PETER RABE Kill the BOss Good-By

   Naturally, Fell returns, but he returns from a place where racket bosses seldom go — a sanatorium where he has been under treatment for manic psychosis.

   The rest of the novel, although it contains the necessary paperback-original action and scenes of sharp, effective violence, is really a psychological study of Fell’s gradual decline into genuine madness.

   As he begins to lose his tenuous hold on reality, becoming more and more confident of success as his mental powers decline, he destroys himself and most of those around him.

   Like many of Rabe’s novels, this one builds to an emotionally shattering climax.

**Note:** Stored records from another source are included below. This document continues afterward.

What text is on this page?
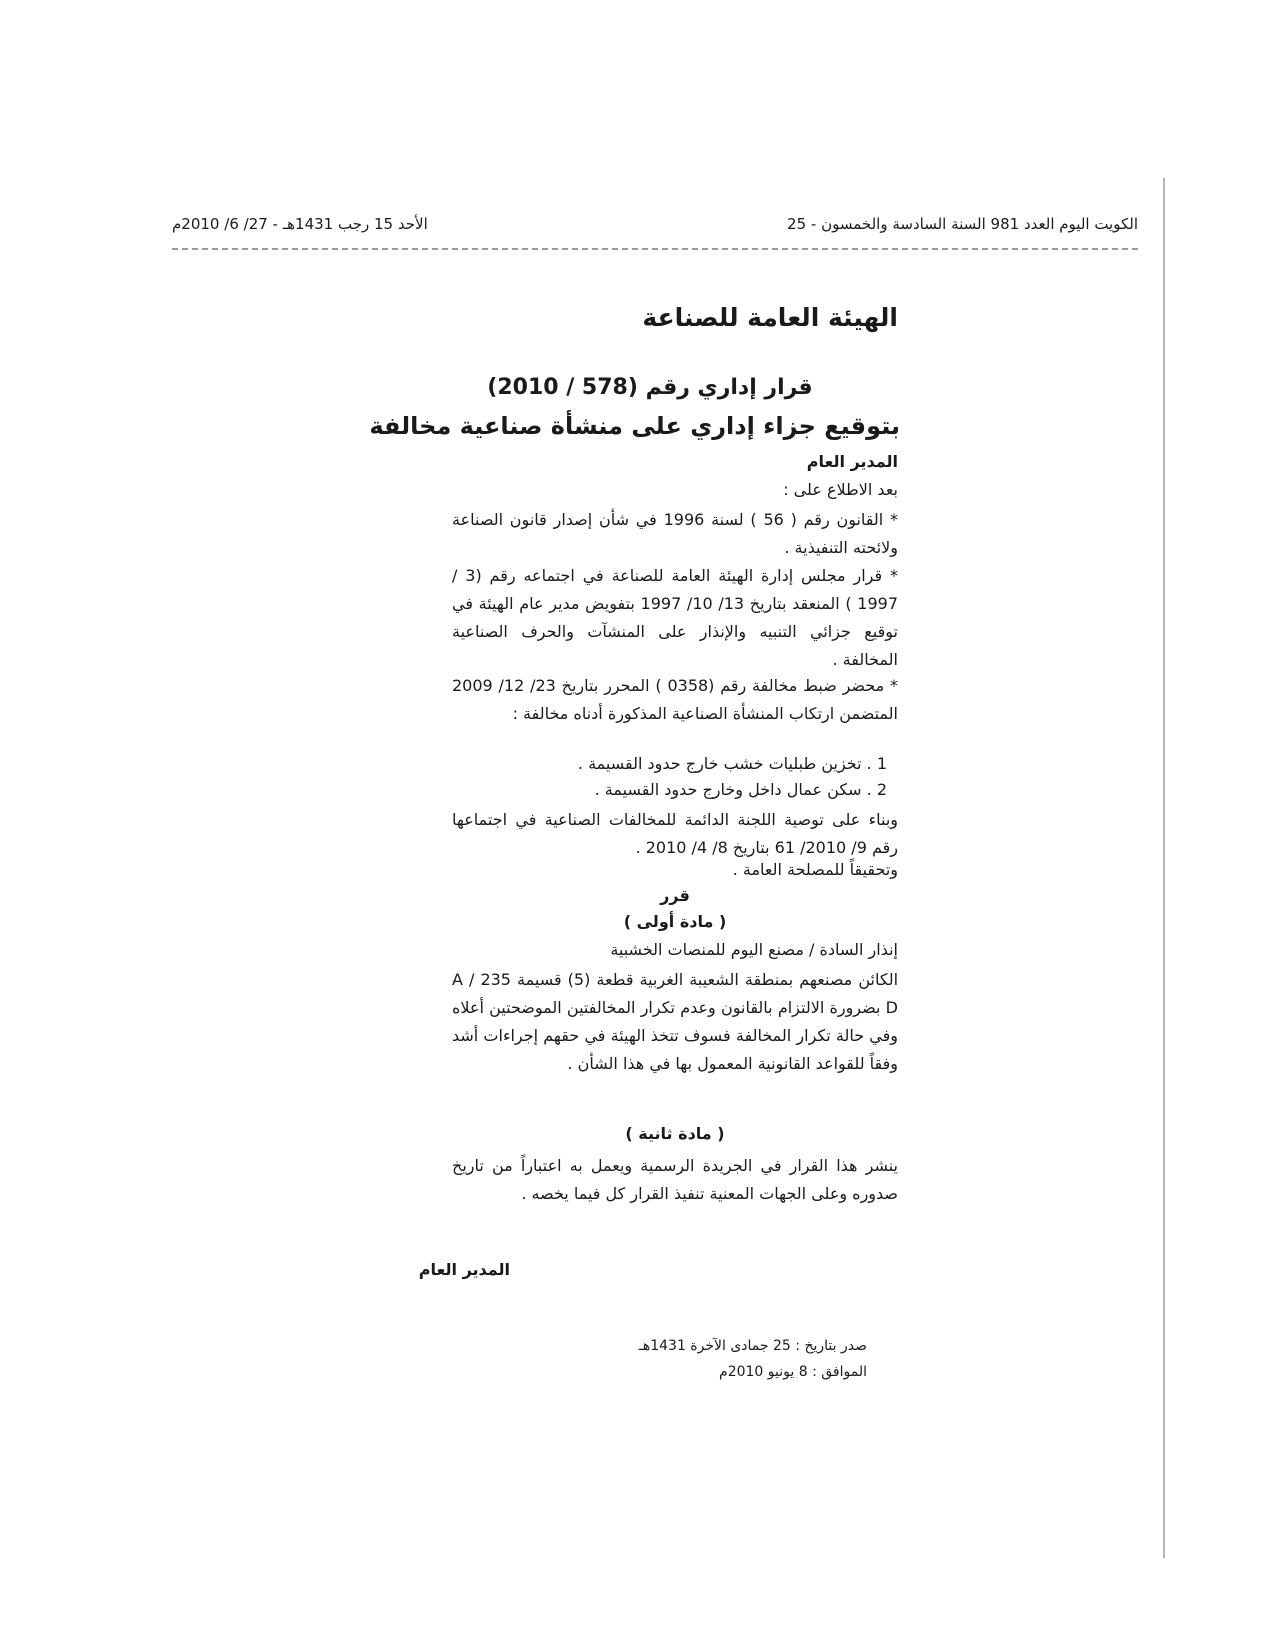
الكويت اليوم العدد 981 السنة السادسة والخمسون - 25
الأحد 15 رجب 1431هـ - 27/ 6/ 2010م
الهيئة العامة للصناعة
قرار إداري رقم (578 / 2010)
بتوقيع جزاء إداري على منشأة صناعية مخالفة
المدير العام
بعد الاطلاع على :
* القانون رقم ( 56 ) لسنة 1996 في شأن إصدار قانون الصناعة ولائحته التنفيذية .
* قرار مجلس إدارة الهيئة العامة للصناعة في اجتماعه رقم (3 / 1997 ) المنعقد بتاريخ 13/ 10/ 1997 بتفويض مدير عام الهيئة في توقيع جزائي التنبيه والإنذار على المنشآت والحرف الصناعية المخالفة .
* محضر ضبط مخالفة رقم (0358 ) المحرر بتاريخ 23/ 12/ 2009 المتضمن ارتكاب المنشأة الصناعية المذكورة أدناه مخالفة :
1 . تخزين طبليات خشب خارج حدود القسيمة .
2 . سكن عمال داخل وخارج حدود القسيمة .
وبناء على توصية اللجنة الدائمة للمخالفات الصناعية في اجتماعها رقم 9/ 2010/ 61 بتاريخ 8/ 4/ 2010 .
وتحقيقاً للمصلحة العامة .
قرر
( مادة أولى )
إنذار السادة / مصنع اليوم للمنصات الخشبية
الكائن مصنعهم بمنطقة الشعيبة الغربية قطعة (5) قسيمة A / 235 D بضرورة الالتزام بالقانون وعدم تكرار المخالفتين الموضحتين أعلاه وفي حالة تكرار المخالفة فسوف تتخذ الهيئة في حقهم إجراءات أشد وفقاً للقواعد القانونية المعمول بها في هذا الشأن .
( مادة ثانية )
ينشر هذا القرار في الجريدة الرسمية ويعمل به اعتباراً من تاريخ صدوره وعلى الجهات المعنية تنفيذ القرار كل فيما يخصه .
المدير العام
صدر بتاريخ : 25 جمادى الآخرة 1431هـ
الموافق : 8 يونيو 2010م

Rabe is one writer who always delivers where it matters most — on the last page.

   Notable among Rabe’s other non-series softcover originals are Benny Muscles In (1955), A Shroud for Jesso (1955), Journey into Terror (1957), Mission for Vengeance (1958), Girl in a Big Brass Bed (1965), and Black Mafia (1974).

   Also excellent is his only hardcover, Anatomy of a Killer (1960), a tale of unflagging tension and psychological suspense about a “jinxed” hit man named Sam Jordan.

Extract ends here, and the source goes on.